Introducción
del libro El hombre que creó a Jesucristo, de Robert
Ambelain
Costobaro y Saulo tenían también consigo gran número
de guerreros, y el hecho de que fueran de sangre real y parientes del rey les
hacía gozar de una gran consideración. Pero eran violentos y siempre estaban
dispuestos a oprimir a los más débiles...
flavio josefo Antigüedades
judaicas, XX, 8.
Guinneth-Saar, el
«Jardín de los príncipes»...
Los rabinos
denominan a este valle Kinnereth, según
el antiguo nombre que figura en sus escrituras, pero los kanaim, o zelotes, por
odio a los incircuncisos privilegiados que tienen allí sus ricas mansiones, lo
llaman Gehenne-Aretz (de lo que los
gentiles hicieron Genesa-ret, debido a
una mala pronunciación), es decir el «valle de la aridez», del mismo modo que
denominan «negrura» a Mentís, la capital religiosa del odiado Egipto, cuando
el mismo nombre en egipcio hierático significa «blancura». Juego de palabras,
inversión, que a la vez quiere ser maldición, pero que no puede hacer olvidar
el viejo dict rabínico:
«De
los siete mares que creó el Eterno, el de Kinnereth
constituye su mayor gozo...».
En
este valle afortunado, situado en la orilla occidental del mar de Galilea,
crecen libremente las palmeras datileras, los limoneros, los naranjos, que
mezclan sus aromas al de los altos eucaliptos plateados.
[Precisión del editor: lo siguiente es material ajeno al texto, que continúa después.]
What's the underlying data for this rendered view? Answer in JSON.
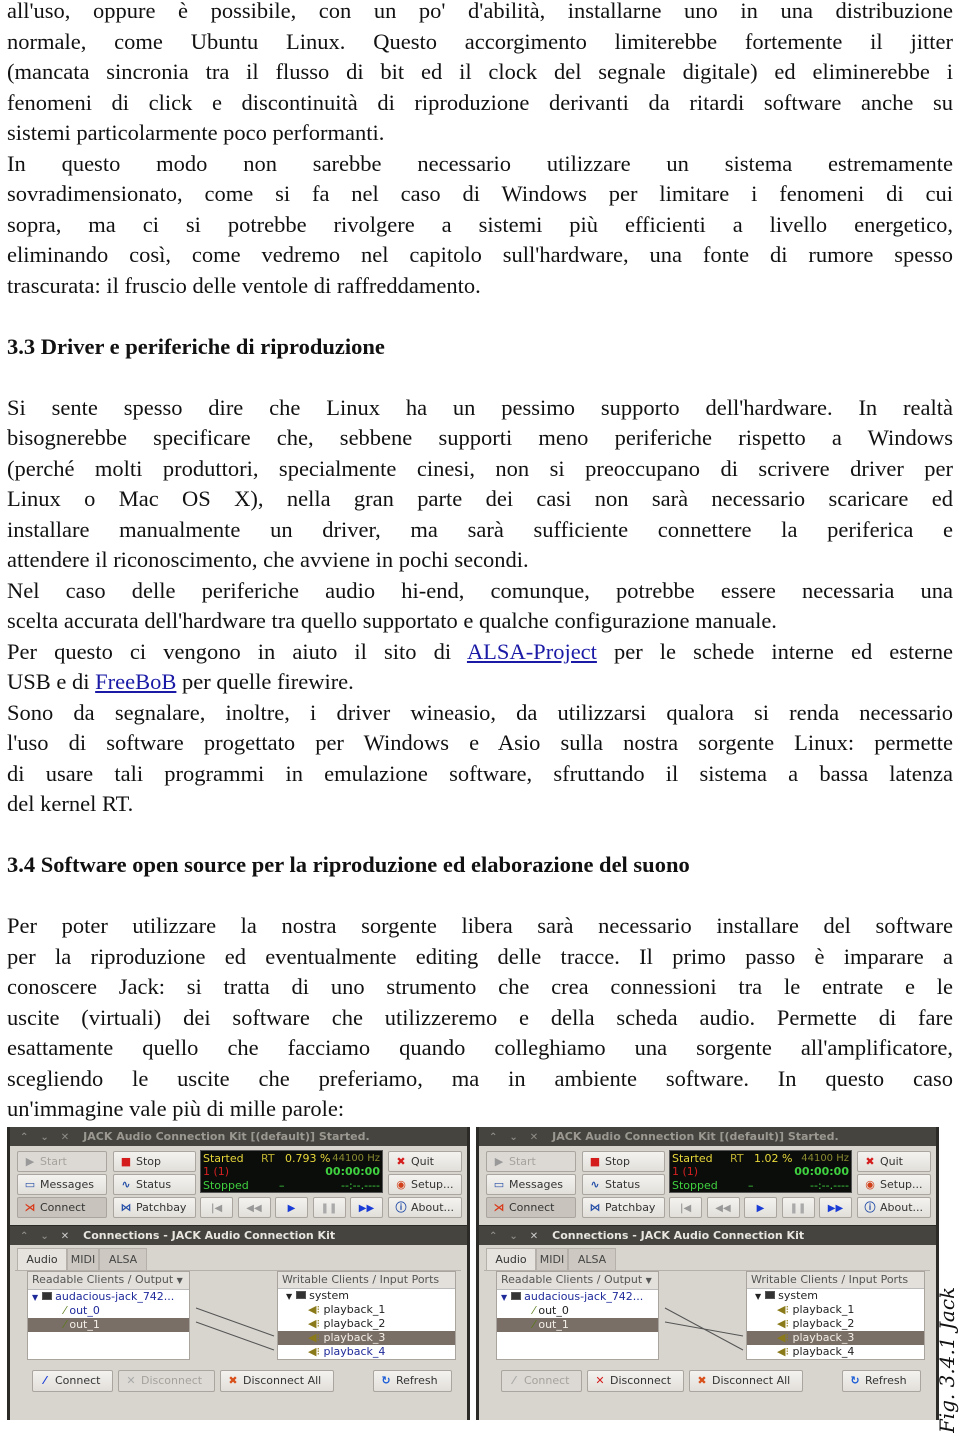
{
  "document": {
    "blocks": [
      {
        "lines": [
          "all'uso, oppure è possibile, con un po' d'abilità, installarne uno in una distribuzione",
          "normale, come Ubuntu Linux. Questo accorgimento limiterebbe fortemente il jitter",
          "(mancata sincronia tra il flusso di bit ed il clock del segnale digitale) ed eliminerebbe i",
          "fenomeni di click e discontinuità di riproduzione derivanti da ritardi software anche su",
          "sistemi particolarmente poco performanti."
        ]
      },
      {
        "lines": [
          "In questo modo non sarebbe necessario utilizzare un sistema estremamente",
          "sovradimensionato, come si fa nel caso di Windows per limitare i fenomeni di cui",
          "sopra, ma ci si potrebbe rivolgere a sistemi più efficienti a livello energetico,",
          "eliminando così, come vedremo nel capitolo sull'hardware, una fonte di rumore spesso",
          "trascurata: il fruscio delle ventole di raffreddamento."
        ]
      },
      {
        "heading": "3.3 Driver e periferiche di riproduzione"
      },
      {
        "lines": [
          "Si sente spesso dire che Linux ha un pessimo supporto dell'hardware. In realtà",
          "bisognerebbe specificare che, sebbene supporti meno periferiche rispetto a Windows",
          "(perché molti produttori, specialmente cinesi, non si preoccupano di scrivere driver per",
          "Linux o Mac OS X), nella gran parte dei casi non sarà necessario scaricare ed",
          "installare manualmente un driver, ma sarà sufficiente connettere la periferica e",
          "attendere il riconoscimento, che avviene in pochi secondi."
        ]
      },
      {
        "lines": [
          "Nel caso delle periferiche audio hi-end, comunque, potrebbe essere necessaria una",
          "scelta accurata dell'hardware tra quello supportato e qualche configurazione manuale."
        ]
      },
      {
        "lines": [
          [
            {
              "text": "Per questo ci vengono in aiuto il sito di "
            },
            {
              "text": "ALSA-Project",
              "link": true
            },
            {
              "text": " per le schede interne ed esterne"
            }
          ],
          [
            {
              "text": "USB e di "
            },
            {
              "text": "FreeBoB",
              "link": true
            },
            {
              "text": " per quelle firewire."
            }
          ]
        ]
      },
      {
        "lines": [
          "Sono da segnalare, inoltre, i driver wineasio, da utilizzarsi qualora si renda necessario",
          "l'uso di software progettato per Windows e Asio sulla nostra sorgente Linux: permette",
          "di usare tali programmi in emulazione software, sfruttando il sistema a bassa latenza",
          "del kernel RT."
        ]
      },
      {
        "heading": "3.4 Software open source per la riproduzione ed elaborazione del suono"
      },
      {
        "lines": [
          "Per poter utilizzare la nostra sorgente libera sarà necessario installare del software",
          "per la riproduzione ed eventualmente editing delle tracce. Il primo passo è imparare a",
          "conoscere Jack: si tratta di uno strumento che crea connessioni tra le entrate e le",
          "uscite (virtuali) dei software che utilizzeremo e della scheda audio. Permette di fare",
          "esattamente quello che facciamo quando colleghiamo una sorgente all'amplificatore,",
          "scegliendo le uscite che preferiamo, ma in ambiente software. In questo caso",
          "un'immagine vale più di mille parole:"
        ]
      }
    ]
  },
  "figure": {
    "caption": "Fig. 3.4.1 Jack",
    "windows": [
      {
        "main_title": "JACK Audio Connection Kit [(default)] Started.",
        "buttons": {
          "start": "Start",
          "stop": "Stop",
          "messages": "Messages",
          "status": "Status",
          "connect": "Connect",
          "patchbay": "Patchbay",
          "quit": "Quit",
          "setup": "Setup...",
          "about": "About..."
        },
        "display": {
          "state": "Started",
          "rt": "RT",
          "dsp_load": "0.793 %",
          "sample_rate": "44100 Hz",
          "xruns": "1 (1)",
          "time": "00:00:00",
          "transport": "Stopped",
          "dash": "–",
          "position": "--:--.----"
        },
        "conn_title": "Connections - JACK Audio Connection Kit",
        "tabs": [
          "Audio",
          "MIDI",
          "ALSA"
        ],
        "readable_header": "Readable Clients / Output",
        "writable_header": "Writable Clients / Input Ports",
        "readable_client": "audacious-jack_742...",
        "outputs": [
          "out_0",
          "out_1"
        ],
        "selected_output": "out_1",
        "writable_client": "system",
        "inputs": [
          "playback_1",
          "playback_2",
          "playback_3",
          "playback_4"
        ],
        "selected_input": "playback_3",
        "connections": [
          [
            "out_0",
            "playback_3"
          ],
          [
            "out_1",
            "playback_4"
          ]
        ],
        "bottom": {
          "connect": "Connect",
          "disconnect": "Disconnect",
          "disconnect_all": "Disconnect All",
          "refresh": "Refresh"
        },
        "connect_enabled": true,
        "disconnect_enabled": false,
        "blue_items": [
          "audacious-jack_742...",
          "out_0",
          "out_1",
          "playback_4"
        ]
      },
      {
        "main_title": "JACK Audio Connection Kit [(default)] Started.",
        "buttons": {
          "start": "Start",
          "stop": "Stop",
          "messages": "Messages",
          "status": "Status",
          "connect": "Connect",
          "patchbay": "Patchbay",
          "quit": "Quit",
          "setup": "Setup...",
          "about": "About..."
        },
        "display": {
          "state": "Started",
          "rt": "RT",
          "dsp_load": "1.02 %",
          "sample_rate": "44100 Hz",
          "xruns": "1 (1)",
          "time": "00:00:00",
          "transport": "Stopped",
          "dash": "–",
          "position": "--:--.----"
        },
        "conn_title": "Connections - JACK Audio Connection Kit",
        "tabs": [
          "Audio",
          "MIDI",
          "ALSA"
        ],
        "readable_header": "Readable Clients / Output",
        "writable_header": "Writable Clients / Input Ports",
        "readable_client": "audacious-jack_742...",
        "outputs": [
          "out_0",
          "out_1"
        ],
        "selected_output": "out_1",
        "writable_client": "system",
        "inputs": [
          "playback_1",
          "playback_2",
          "playback_3",
          "playback_4"
        ],
        "selected_input": "playback_3",
        "connections": [
          [
            "out_0",
            "playback_4"
          ],
          [
            "out_1",
            "playback_3"
          ]
        ],
        "bottom": {
          "connect": "Connect",
          "disconnect": "Disconnect",
          "disconnect_all": "Disconnect All",
          "refresh": "Refresh"
        },
        "connect_enabled": false,
        "disconnect_enabled": true,
        "blue_items": [
          "audacious-jack_742..."
        ]
      }
    ],
    "colors": {
      "display_bg": "#0b0d0b",
      "display_yellow": "#e8d83a",
      "display_green": "#3fd13f",
      "display_red": "#d42020",
      "selection": "#7a6f66",
      "link": "#1a1aa6"
    }
  }
}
Todos los árboles
frutales (ciruelos, albaricoqueros, melocotoneros e higueras) se asocian a los
olivares para ofrecer al hombre el beneficio de sus sabrosos frutos, como si
temieran ser desbancados por sus hermanos aristocráticos (adelfas rosas y
blancas, con perfume de miel, áloes, agaves) y todas las variedades de flores
silvestres (narcisos, anémonas, etc.). Y cuando llega la primavera, pronto
anunciada por el presuntuoso almendro, predomina por encima de todos esos
olores el aroma voluptuoso de la acacia silvestre, el árbol que, según Salomón,
vela sobre las cenizas de Adoniram, prodigioso derrumbador de las columnas del
Templo y esposo secreto de Baikis la misteriosa.
En
medio de toda esta flora embriagadora se cruzan, al borde de la orilla, los
rosados flamencos, los cormoranes, las pollas de agua, los patos salvajes y los
pelícanos; a veces incluso algunos ibis rojizos, aventurados lejos del piadoso
Egipto. Durante el día, muy arriba en el cielo, el vuelo del águila real se
cruza con el del lento buitre, y cuando llega la noche con su luz rosada, en
los aromáticos maquis, compuestos de enebros, madroños y lentiscos, se desliza
silencioso e indolente, pero con la vista y el oído al acecho, el ágil y
majestuoso guepardo.
Mar
adentro, hacia el norte, unas velas blancas inmóviles esperan que el viento de
la tarde, procedente del mar de Fenicia, muy próximo, al oeste, permita a los
pescadores desplegar su destreza de marinos y conducir a Cafarnaúm y Betsaida
los pescados que sus redes han capturado.
Éste
es el cuadro que nos ofrece de día, en el año 8 del reinado de Tiberio César,
el mar de Galilea y sus encantadoras playas alrededor de la desembocadura del
Zaimon, que constituye el eje del valle de Guinneth-Saar.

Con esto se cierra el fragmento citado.